Getragen wird der Aufschwung insbesondere auch von den Mitgliedsländern
der Europäischen Union, wo die Wirtschaftsleistung zuletzt leicht
schrumpfte. Die starken Handelszahlen sind daher ein positives Zeichen für
das 4. Quartal. Chinas Handelsaktivität spiegelt dagegen die global
gedämpfte Konjunktur wider.

Das jüngste Datenupdate des Kiel Trade Indicator weist für den Welthandel
im Oktober im Vergleich zum Vormonat September einen deutlichen Anstieg
von 2 Prozent aus (preis- und saisonbereinigt).

Dieser wird insbesondere auch vom Handel der EU gestützt, wo sowohl
Exporte (+2,5 Prozent) als auch Importe (+2,4 Prozent) mit einem klaren
Plus versehen sind.

Für Deutschland liegen die Oktoberwerte für die Exporte (+1,8 Prozent)
ebenfalls im grünen Bereich, für die Importe (-0,2 Prozent) zeigen sie
seitwärts. Jüngste Zahlen der offiziellen Handelsstatistik hatten noch für
September eine Abnahme der deutschen Exporte dokumentiert.

„Die Zahlen für den weltweiten Handel sind stark wie lange nicht mehr, nur
im März dieses Jahres wurde ein vergleichbarer Zuwachs erreicht“, sagt
Vincent Stamer, Leiter des Kiel Trade Indicator.

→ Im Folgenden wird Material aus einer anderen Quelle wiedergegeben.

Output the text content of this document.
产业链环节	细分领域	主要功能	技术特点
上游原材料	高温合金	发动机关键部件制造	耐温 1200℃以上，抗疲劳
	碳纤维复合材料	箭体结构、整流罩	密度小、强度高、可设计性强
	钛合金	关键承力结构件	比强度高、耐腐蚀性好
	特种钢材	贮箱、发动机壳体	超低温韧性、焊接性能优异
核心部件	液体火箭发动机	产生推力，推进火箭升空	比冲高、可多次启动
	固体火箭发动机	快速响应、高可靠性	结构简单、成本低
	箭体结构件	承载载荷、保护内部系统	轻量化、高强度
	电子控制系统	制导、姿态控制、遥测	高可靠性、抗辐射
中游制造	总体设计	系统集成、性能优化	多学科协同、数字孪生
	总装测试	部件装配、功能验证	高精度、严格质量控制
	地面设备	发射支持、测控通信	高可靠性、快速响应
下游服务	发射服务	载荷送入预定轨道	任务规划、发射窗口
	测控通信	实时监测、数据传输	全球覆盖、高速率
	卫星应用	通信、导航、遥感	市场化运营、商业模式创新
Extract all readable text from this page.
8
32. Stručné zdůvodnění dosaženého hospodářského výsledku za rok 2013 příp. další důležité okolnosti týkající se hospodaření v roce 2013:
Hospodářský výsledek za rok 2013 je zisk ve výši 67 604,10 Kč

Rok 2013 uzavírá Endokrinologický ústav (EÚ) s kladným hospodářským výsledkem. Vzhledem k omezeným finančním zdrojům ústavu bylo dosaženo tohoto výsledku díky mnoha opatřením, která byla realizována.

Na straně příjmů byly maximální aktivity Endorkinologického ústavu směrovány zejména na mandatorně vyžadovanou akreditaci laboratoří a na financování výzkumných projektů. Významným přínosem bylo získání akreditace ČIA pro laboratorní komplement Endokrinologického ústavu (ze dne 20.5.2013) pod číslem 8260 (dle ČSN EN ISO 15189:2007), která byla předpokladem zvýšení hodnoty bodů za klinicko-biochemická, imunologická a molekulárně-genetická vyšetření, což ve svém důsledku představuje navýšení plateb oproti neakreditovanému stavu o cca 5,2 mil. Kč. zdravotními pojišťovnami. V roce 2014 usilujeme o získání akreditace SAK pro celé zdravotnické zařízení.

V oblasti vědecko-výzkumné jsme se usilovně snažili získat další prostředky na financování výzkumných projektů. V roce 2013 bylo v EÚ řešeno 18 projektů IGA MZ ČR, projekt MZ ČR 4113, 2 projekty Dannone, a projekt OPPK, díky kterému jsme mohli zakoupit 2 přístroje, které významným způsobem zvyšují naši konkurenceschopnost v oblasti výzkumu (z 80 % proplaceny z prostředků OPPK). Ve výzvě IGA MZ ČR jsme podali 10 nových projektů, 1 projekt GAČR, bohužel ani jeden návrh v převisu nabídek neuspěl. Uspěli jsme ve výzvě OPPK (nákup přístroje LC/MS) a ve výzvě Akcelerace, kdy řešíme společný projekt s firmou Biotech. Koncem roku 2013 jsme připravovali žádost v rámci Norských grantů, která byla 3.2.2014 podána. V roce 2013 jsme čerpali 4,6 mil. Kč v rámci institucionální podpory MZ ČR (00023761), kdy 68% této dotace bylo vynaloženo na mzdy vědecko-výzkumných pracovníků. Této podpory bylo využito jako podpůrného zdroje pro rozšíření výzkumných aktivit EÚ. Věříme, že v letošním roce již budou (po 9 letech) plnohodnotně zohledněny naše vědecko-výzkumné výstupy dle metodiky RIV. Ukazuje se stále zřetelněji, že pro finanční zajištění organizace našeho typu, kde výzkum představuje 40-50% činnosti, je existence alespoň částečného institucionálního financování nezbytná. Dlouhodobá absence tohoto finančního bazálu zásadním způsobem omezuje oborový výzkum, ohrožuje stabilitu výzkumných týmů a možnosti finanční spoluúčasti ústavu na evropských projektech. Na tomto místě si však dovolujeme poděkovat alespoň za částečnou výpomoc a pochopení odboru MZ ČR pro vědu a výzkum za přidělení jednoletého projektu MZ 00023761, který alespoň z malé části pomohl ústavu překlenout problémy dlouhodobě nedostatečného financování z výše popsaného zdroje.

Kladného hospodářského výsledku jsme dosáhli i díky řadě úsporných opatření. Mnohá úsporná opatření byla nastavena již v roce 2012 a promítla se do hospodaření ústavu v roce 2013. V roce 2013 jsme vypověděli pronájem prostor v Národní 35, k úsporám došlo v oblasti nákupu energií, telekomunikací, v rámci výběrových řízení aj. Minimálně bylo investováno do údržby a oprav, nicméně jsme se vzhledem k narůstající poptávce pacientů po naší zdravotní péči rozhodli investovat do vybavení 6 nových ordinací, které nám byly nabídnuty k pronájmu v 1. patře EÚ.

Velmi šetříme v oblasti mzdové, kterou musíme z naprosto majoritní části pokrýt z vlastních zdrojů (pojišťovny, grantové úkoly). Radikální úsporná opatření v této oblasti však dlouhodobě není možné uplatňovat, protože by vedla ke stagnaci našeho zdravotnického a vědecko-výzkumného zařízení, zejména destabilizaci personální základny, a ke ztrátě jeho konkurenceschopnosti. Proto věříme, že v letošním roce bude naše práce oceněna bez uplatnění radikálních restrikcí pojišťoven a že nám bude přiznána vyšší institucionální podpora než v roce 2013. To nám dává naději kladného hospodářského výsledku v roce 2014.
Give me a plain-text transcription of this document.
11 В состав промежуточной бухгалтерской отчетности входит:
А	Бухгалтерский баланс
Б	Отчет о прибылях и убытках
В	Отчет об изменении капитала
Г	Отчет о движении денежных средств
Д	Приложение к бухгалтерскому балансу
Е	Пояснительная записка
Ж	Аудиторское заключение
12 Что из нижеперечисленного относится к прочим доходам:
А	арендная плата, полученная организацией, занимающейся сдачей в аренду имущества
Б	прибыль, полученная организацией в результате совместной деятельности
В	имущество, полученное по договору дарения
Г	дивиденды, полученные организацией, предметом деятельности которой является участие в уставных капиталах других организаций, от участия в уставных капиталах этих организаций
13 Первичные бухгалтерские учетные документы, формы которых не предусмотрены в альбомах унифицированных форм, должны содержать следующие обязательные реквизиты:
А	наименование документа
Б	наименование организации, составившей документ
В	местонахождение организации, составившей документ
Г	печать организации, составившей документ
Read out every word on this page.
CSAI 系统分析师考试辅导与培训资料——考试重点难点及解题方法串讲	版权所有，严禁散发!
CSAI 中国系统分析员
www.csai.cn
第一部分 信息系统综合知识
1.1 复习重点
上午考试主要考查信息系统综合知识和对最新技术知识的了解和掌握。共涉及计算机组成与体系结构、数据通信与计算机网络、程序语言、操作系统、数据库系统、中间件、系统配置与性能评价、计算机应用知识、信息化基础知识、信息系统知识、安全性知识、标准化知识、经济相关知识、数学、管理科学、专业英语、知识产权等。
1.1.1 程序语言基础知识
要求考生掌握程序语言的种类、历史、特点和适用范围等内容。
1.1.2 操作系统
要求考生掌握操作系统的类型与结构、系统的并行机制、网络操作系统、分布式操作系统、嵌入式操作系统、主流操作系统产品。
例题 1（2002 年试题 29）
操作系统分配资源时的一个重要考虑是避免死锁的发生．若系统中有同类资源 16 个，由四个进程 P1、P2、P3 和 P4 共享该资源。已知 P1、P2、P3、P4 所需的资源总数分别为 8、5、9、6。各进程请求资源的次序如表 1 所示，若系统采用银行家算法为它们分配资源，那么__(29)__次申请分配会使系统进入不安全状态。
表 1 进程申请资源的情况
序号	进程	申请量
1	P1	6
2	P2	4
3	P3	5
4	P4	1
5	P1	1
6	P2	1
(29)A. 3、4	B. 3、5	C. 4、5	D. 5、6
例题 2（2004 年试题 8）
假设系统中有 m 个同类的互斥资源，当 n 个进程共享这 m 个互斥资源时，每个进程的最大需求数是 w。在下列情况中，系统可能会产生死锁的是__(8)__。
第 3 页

„Durchaus überraschend, dass die guten Zahlen ausgerechnet vom EU-Handel
getragen werden, wo die Wirtschaftsleistung zuletzt geschrumpft ist. Ihre
fünf größten Volkswirtschaften – Deutschland, Frankreich, Italien, Spanien
und die Niederlande – könnten den Indikatorwerten zufolge ihre Exporte im
Oktober gesteigert haben, was ein sehr positives Zeichen zu Beginn des
vierten Quartals ist.“

In den USA dürften die Exporte (+0,2 Prozent) nach den Zahlen des Kiel
Trade Indicator auf Vormonatsniveau liegen, die Importe (+2,1 Prozent)
ansteigen.

Chinas Handel folgt offenbar dem konjunkturellen Abwärtssog rund um den
Globus, die Indikatorwerte zeigen einen Rückgang für Exporte (-1,4
Prozent) und Importe (-1,2 Prozent) an. „Zwar hatten sich Chinas Exporte
im August und September leicht positiv entwickelt. Der Oktober zeigt aber,
dass sich eine Rückkehr zu vergangenen Expansionsphasen schwierig
gestaltet“, so Stamer.

Reibungsloser Ablauf im Containerschiffnetzwerk

Obwohl die Wassermenge im Panamakanal weiter sinkt, bringt das für die
Containerschifffahrt derzeit keine größeren Probleme. Es stauen sich kaum
mehr Containerschiffe als üblich. Die etwa 110 Frachtschiffe, die auf
beiden Seiten des Kanals ankern, sind vor allem Tanker und
Massengutschiffe. Der Stau ist insgesamt in den vergangenen Monaten sogar
leicht gefallen. Aufgrund des Niedrigwassers hat die Kanalbehörde die
Anzahl von täglichen Frachtschiffspassagen weiter auf nun 25 reduziert,
bei voller Auslastung wären es etwa 50 Prozent mehr.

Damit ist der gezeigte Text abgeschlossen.